Der Parlamentarische Geschäftsführer der FDP- Bundestagsfraktion, Jörg van Essen, hat sich in einem Radio-Interview für den Verbleib von Birgit Homburger an der Fraktions-Spitze ausgesprochen. Sie habe in den vergangenen anderthalb Jahren hervorragende Arbeit geleistet. Am morgigen Dienstag soll über eine neue (alte) Führung der FDP-Bundestagsfraktion entschieden werden, bevor sich die Liberalen am Freitag in Rostock zum Parteitag treffen. Homburger ist innerhalb der Partei umstritten. Am Wochenende war sie nur knapp als Vorsitzende des FDP-Landesverbandes in Baden-Württemberg bestätigt worden.

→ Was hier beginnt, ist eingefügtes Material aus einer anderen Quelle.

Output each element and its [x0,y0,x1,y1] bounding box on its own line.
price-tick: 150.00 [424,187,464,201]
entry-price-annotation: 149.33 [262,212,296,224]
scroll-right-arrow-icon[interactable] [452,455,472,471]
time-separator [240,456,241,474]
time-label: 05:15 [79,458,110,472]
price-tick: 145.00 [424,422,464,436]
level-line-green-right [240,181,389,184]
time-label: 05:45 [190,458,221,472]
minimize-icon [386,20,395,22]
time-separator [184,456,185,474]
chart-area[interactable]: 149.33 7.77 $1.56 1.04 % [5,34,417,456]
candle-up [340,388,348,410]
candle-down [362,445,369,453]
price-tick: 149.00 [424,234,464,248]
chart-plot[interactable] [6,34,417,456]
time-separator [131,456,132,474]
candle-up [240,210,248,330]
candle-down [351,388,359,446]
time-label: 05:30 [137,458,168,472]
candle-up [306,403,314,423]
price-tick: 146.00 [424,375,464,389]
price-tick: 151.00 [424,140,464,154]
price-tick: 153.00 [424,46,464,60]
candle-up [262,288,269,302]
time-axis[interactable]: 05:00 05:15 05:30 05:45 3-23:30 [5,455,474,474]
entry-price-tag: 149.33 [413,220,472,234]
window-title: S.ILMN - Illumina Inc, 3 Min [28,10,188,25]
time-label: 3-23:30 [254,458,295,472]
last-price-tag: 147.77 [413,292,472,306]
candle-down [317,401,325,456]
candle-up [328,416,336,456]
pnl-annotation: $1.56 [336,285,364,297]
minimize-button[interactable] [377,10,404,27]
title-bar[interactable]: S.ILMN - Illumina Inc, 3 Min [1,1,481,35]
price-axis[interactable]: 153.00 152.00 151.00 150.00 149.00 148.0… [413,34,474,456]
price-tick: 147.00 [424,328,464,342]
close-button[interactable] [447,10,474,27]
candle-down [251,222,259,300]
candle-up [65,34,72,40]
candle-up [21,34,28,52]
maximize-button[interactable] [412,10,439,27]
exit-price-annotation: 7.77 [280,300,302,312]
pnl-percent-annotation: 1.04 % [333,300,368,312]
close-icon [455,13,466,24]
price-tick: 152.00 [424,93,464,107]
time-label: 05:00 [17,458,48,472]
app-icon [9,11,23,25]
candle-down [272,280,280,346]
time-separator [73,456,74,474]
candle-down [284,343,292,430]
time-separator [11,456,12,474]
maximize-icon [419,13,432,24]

Jörg van Essens Parteinahme für Homburger muss ein wenig überraschen, denn Homburger ist als Landesvorsitzende maßgeblich mitverantwortlich dafür, dass unter der CDU-FDP-Regierung das schwäbische „Musterländle“ zum Schlusslicht in Sachen rechtliche und gesellschaftliche Gleichbehandlung von Schwulen und Lesben herabgesunken ist. In Sachen Eingetragene Partnerschaft waren homosexuelle Paare mit „liberaler“ Duldung zum Abzocken durch willkürliche Gebührensätze in den verschiedenen Bezirken des Landes freigegeben. Der Lesben- und Schwulenband hatte der Landesregierung eine „aktiv homosexuellenfeindliche“ Politik bescheinigt. Geduldet von der Landesvorsitzenden Birgit Homburger. Von der schwäbischen FDP gab es in der gesamten Regierungszeit keinerlei Ansatz zur Verbesserung der Situation von Lesben und Schwulen. Birgit Homburger in der Fraktionsführung ist jedenfalls ein deutliches Zeichen, dass die FDP nach wie vor nicht die Bürgerrechtspartei ist, für die sie sich so gerne ausgibt. Schade, dass Jörg van Essen dies unterstützt.